Sadly, this widespread poverty still defines Cuba today. Even before Hurricane Irma tore through the island in 2017, Havana is a city where artfully crumbling buildings abound. This is a place lost in time, with little industry to speak of, tightly controlled internet and lacking in cell phones and other modern communication. Transport is limited to Soviet-era buses or ageing, classic American cars. 
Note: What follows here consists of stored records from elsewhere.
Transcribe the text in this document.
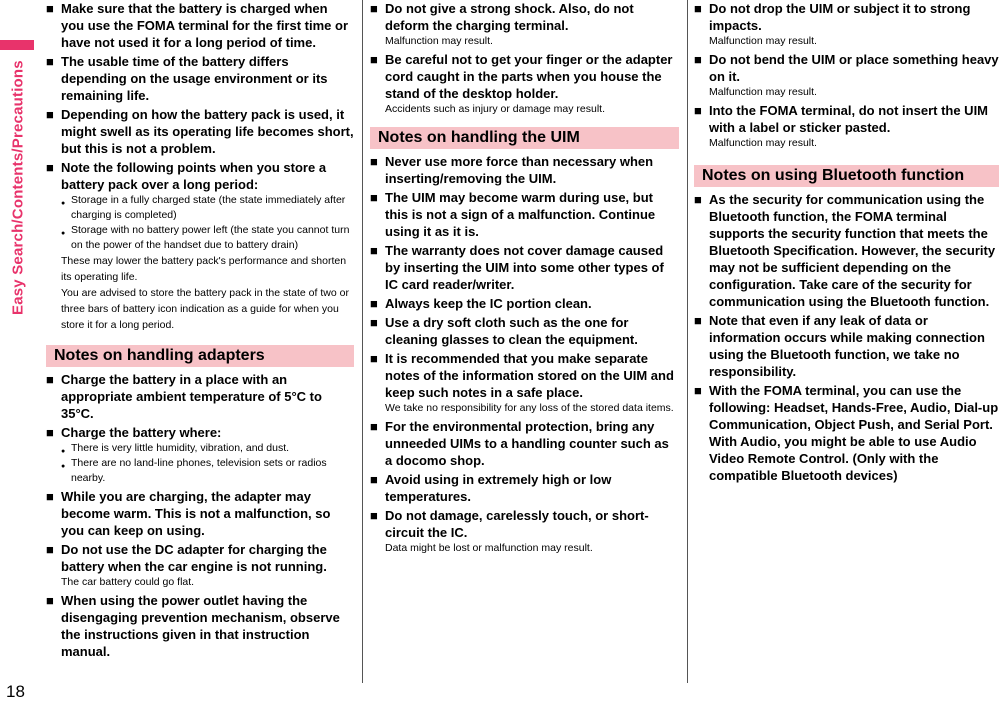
Easy Search/Contents/Precautions
18
■ Make sure that the battery is charged when you use the FOMA terminal for the first time or have not used it for a long period of time.
■ The usable time of the battery differs depending on the usage environment or its remaining life.
■ Depending on how the battery pack is used, it might swell as its operating life becomes short, but this is not a problem.
■ Note the following points when you store a battery pack over a long period:
● Storage in a fully charged state (the state immediately after charging is completed)
● Storage with no battery power left (the state you cannot turn on the power of the handset due to battery drain)
These may lower the battery pack's performance and shorten its operating life.
You are advised to store the battery pack in the state of two or three bars of battery icon indication as a guide for when you store it for a long period.
Notes on handling adapters
■ Charge the battery in a place with an appropriate ambient temperature of 5°C to 35°C.
■ Charge the battery where:
● There is very little humidity, vibration, and dust.
● There are no land-line phones, television sets or radios nearby.
■ While you are charging, the adapter may become warm. This is not a malfunction, so you can keep on using.
■ Do not use the DC adapter for charging the battery when the car engine is not running.
The car battery could go flat.
■ When using the power outlet having the disengaging prevention mechanism, observe the instructions given in that instruction manual.
■ Do not give a strong shock. Also, do not deform the charging terminal.
Malfunction may result.
■ Be careful not to get your finger or the adapter cord caught in the parts when you house the stand of the desktop holder.
Accidents such as injury or damage may result.
Notes on handling the UIM
■ Never use more force than necessary when inserting/removing the UIM.
■ The UIM may become warm during use, but this is not a sign of a malfunction. Continue using it as it is.
■ The warranty does not cover damage caused by inserting the UIM into some other types of IC card reader/writer.
■ Always keep the IC portion clean.
■ Use a dry soft cloth such as the one for cleaning glasses to clean the equipment.
■ It is recommended that you make separate notes of the information stored on the UIM and keep such notes in a safe place.
We take no responsibility for any loss of the stored data items.
■ For the environmental protection, bring any unneeded UIMs to a handling counter such as a docomo shop.
■ Avoid using in extremely high or low temperatures.
■ Do not damage, carelessly touch, or short-circuit the IC.
Data might be lost or malfunction may result.
■ Do not drop the UIM or subject it to strong impacts.
Malfunction may result.
■ Do not bend the UIM or place something heavy on it.
Malfunction may result.
■ Into the FOMA terminal, do not insert the UIM with a label or sticker pasted.
Malfunction may result.
Notes on using Bluetooth function
■ As the security for communication using the Bluetooth function, the FOMA terminal supports the security function that meets the Bluetooth Specification. However, the security may not be sufficient depending on the configuration. Take care of the security for communication using the Bluetooth function.
■ Note that even if any leak of data or information occurs while making connection using the Bluetooth function, we take no responsibility.
■ With the FOMA terminal, you can use the following: Headset, Hands-Free, Audio, Dial-up Communication, Object Push, and Serial Port. With Audio, you might be able to use Audio Video Remote Control. (Only with the compatible Bluetooth devices)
Classic American cars ply the streets of Havana

Classic American cars ply the streets of Havana

Perpetually short on money, the Cuban government has looked to tourism to raise funds. Resort towns like Varadero, a 20km stretch of beach on Cuba’s north coast, have been developed to attract Canadian and European tourists. Amazingly, Cuban travelers weren’t welcome here until 2008, fueling rumors of a “tourist apartheid.” 

Varadero beaches

Varadero beaches

Fidel Castro finally relinquished control to his brother Raul in 2008, before finally passing away in early 2016. Modest reforms followed. Cubans were allowed to open private business, including restaurants and homestays known as casa particulares, which are scattered all over the islands. Far more interesting and cost-effective (and often outnumbering) than actual hotels, the casas are an important source of income for many Cubans; a boon for budget- and socially-minded tourists like Jen and myself, they’re frequently located in gorgeous colonial buildings. 

Trinidad

Trinidad

On the island’s south central coast, Trinidad — like much of Cuba — is a city preserved in time. The cobbled streets, churches and brightly-colored mansions were built by Spanish sugar barons,  though the sugar cane fields would ultimately be destroyed in the 1850s war. Today the area has been reborn as a tourist hotspot heaving with bars, restaurants and galleries. Similarly to the north, a turquoise bay and historic buildings lend the charming city of Cienfuegos a classic elegance. 

Cienfuegos 

Cienfuegos 

As a centuries-old fusion of Caribbean, Spanish and revolutionary traditions, Cuba has developed into something truly unique. Though economic embargoes and communist rule continue to stifle economic growth, the island also offers a lost-in-time sort of charm increasingly absent in an era of growing globalization. Cubans preserve what they can and endure, but it remains to be seen whether the changes proposed by the Trump administration will have any positive effects (don’t hold your breath). The more likely scenario is that ordinary Cubans will face further hardship as fewer tourists visit the islands. Unfortunately, Hurricane Irma has only inflicted further devastation on a poverty-stricken island that was already hanging on by a thread.